In a bitingly negative review of the social network , the Slate called attention to the problem of publicly sexualising men, "Any woman who's been cat-called by a stranger on the street knows this: Unwelcome sexual commentary isn't a compliment, it's harassment." Needless to say, subjecting men to a public exposition without their consent or knowledge is a far cry from any feminist approach.
Perhaps even more worrisome than the fake feminism is the extremely questionable privacy issues of the app. The app is non-consensual, which means that if you have a friend on the network your data is automatically retrieved through their Facebook account. In order to avoid this, you would have to change your Facebook app settings to a very conservative one, a complicated task that the majority of users don't know how to do. In addition to collecting your data, which means everything you have on Facebook that is not under a tight privacy setting, Lulu also reserves the right to share certain portions of your data with third parties. In other words, Lulu at some point can sell your data, including your Lulu rating and hashtags, to third parties.

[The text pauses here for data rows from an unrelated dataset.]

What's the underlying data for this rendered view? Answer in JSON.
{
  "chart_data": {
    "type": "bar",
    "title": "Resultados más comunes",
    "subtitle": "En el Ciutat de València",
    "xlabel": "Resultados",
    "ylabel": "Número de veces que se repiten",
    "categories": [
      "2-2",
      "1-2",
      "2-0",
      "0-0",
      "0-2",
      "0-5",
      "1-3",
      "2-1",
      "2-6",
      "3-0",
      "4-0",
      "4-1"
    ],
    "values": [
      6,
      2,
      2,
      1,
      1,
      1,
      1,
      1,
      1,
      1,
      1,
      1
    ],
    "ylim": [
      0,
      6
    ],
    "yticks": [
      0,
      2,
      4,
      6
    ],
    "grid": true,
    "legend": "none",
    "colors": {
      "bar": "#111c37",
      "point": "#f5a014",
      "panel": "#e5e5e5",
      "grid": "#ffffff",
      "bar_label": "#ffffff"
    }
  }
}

It seems that Chong and her colleagues were able to synthesise all of modern Western society's problems into an app and market it as female empowerment. Lulu encompasses all of the negativities of the hashtag generation; oversimplification, vulgarisation, lack of empathy and the collapse of privacy.
Today, in order to cut through the clutter, we are discouraged from being sophisticated with our words and encouraged to think up catchy marketing phrases. The "hashtag generation" is not only simplistic, it is also cruel. We have lost our empathy behind the armours of our computer screens. We are too uneasy in person and way too comfortable on the internet. This is the generation where bullying and outing people is encouraged in the name of transparency.
The effects of perhaps what we could call one of today's biggest problems with teens, namely cyber bullying, are all too well-documented. We have seen reports of young people committing suicide after being bullied on Facebook or having compromising photos leaked on the internet. Finally, what does it say about society when we start seeing apps that monetise these cruel principles, the same ones that drive victims into depression and suicide? Perhaps it is time to question that which passes as acceptable social behaviour both online and offline.
After its private launch in US sororities, it was reported that a quarter of all female university students in the US use Lulu. These are disturbing indicators of just how much the young generation in the US is taking to this new social media frenzy. Just last week, the app was also launched in Brazil, quickly trending in the news, and word of mouth.
If launched globally, Lulu's reception in other cultures remains unclear. At this point, it seems like an essentially white middle class Western phenomenon. It is only available in English and uses slangs that are only intelligible to the American youth. However, considering the velocity at which information and trends on the internet travel across the globe, it is probable that the makers of Lulu could begin to explore new cultural adaptations in different continents.
Would the sorority-girl-talk appeal to the youth in Turkey, for example? Or would the creators of Lulu think up new ways to locally adapt the social network in order to fit different cultural sensibilities? We shall see in the upcoming months if, in fact, Lulu's bitter approach would have an audience in non-Western societies.
Zeynep Zileli Rabanea is a writer and analyst focused on culture, media and communications, currently based in Sao Paulo.